In a sampling of U.S. adults tested for SARS-CoV-2, symptoms often associated with SARS-CoV-2 infection were common; 65.9% of respondents whose SARS-CoV-2 test results were positive reported symptoms lasting >4 weeks compared with 42.9% of those whose test results were negative. More persons who received positive test results (76.2%) reported persistence (>4 weeks) of at least one initially occurring symptom compared with those whose test results were negative (69.6%).
These findings can aid efforts to address post-COVID conditions and messaging on potential benefits of vaccination. Long-term symptoms often associated with COVID-19 (post-COVID conditions or long COVID) are an emerging public health concern that is not well understood.
Compared with respondents who received a negative test result, those who received a positive test result reported a significantly higher prevalence of any long-term symptom (65.9% versus 42.9%), fatigue (22.5% versus 12.0%), change in sense of smell or taste (17.3% versus 1.7%), shortness of breath (15.5% versus 5.2%), cough (14.5% versus 4.9%), headache (13.8% versus 9.9%) and persistence (>4 weeks) of at least one initially occurring symptom (76.2% versus 69.6%).
Compared with respondents who received a negative test result, a larger proportion of those who received a positive test result reported believing that receiving a COVID-19 vaccine made their long-term symptoms better (28.7% versus 15.7%). Efforts to address post-COVID conditions should include helping healthcare professionals recognize the most common post-COVID conditions and optimize care for patients with persisting symptoms, including messaging on potential benefits of COVID-19 vaccination.

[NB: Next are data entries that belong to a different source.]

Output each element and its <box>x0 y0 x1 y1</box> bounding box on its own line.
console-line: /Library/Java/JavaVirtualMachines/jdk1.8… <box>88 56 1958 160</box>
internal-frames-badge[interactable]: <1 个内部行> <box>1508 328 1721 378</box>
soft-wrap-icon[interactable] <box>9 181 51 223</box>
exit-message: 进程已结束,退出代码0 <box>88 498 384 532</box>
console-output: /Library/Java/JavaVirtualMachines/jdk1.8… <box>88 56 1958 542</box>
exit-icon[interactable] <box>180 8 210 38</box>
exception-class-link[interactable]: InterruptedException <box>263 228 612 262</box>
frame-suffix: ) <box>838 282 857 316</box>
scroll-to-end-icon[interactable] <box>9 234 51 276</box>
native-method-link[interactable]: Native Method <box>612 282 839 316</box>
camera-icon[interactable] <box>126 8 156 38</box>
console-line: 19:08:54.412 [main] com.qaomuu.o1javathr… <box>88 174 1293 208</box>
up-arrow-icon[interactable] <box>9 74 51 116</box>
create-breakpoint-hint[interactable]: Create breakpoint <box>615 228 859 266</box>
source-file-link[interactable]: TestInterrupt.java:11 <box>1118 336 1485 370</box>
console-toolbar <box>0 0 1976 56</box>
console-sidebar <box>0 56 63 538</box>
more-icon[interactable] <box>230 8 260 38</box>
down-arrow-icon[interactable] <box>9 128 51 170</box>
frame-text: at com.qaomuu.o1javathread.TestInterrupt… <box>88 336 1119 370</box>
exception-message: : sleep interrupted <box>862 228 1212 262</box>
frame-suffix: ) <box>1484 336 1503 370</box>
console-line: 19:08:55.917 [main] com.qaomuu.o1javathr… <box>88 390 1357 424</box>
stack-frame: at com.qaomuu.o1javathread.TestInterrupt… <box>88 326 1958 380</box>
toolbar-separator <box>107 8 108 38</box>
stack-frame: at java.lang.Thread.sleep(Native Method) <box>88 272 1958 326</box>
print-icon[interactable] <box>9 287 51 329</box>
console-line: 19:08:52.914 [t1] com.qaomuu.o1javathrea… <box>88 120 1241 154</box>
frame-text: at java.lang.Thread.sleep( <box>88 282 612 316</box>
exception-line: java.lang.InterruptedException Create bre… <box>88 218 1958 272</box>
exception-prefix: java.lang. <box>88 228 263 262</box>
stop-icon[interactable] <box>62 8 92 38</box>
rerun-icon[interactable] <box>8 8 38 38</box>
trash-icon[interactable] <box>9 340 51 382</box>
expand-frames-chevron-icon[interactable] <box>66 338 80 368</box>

Prevalence of post-COVID conditions has been reported among persons who have had COVID-19 with differences possibly related to different study populations, case definitions and data sources. Few studies of post-COVID conditions have comparisons with the general population of adults with negative test results for SARS-CoV-2, the virus that causes COVID-19, limiting ability to assess background symptom prevalence The Centers for Disease Control and Prevention (CDC) found the prevalence of long-term symptoms often associated with SARS-CoV-2 infection was higher among respondents in the sample of adults reviewed who ever received a positive test result than among those who always received a negative test result, and symptoms in these persons tended to persist for >4 weeks.
Previous studies have found that non-hospitalized persons with SARS-CoV-2 infection have higher prevalence of some long-term symptoms or conditions than non-hospitalized persons with negative SARS-CoV-2 test results.. Similarly, in this investigation, more respondents who received a positive test result (65.9%) than those who received a negative test result (42.9%) experienced any long-term symptoms, and approximately one half of these symptoms were more likely to be reported among those who received a positive test result.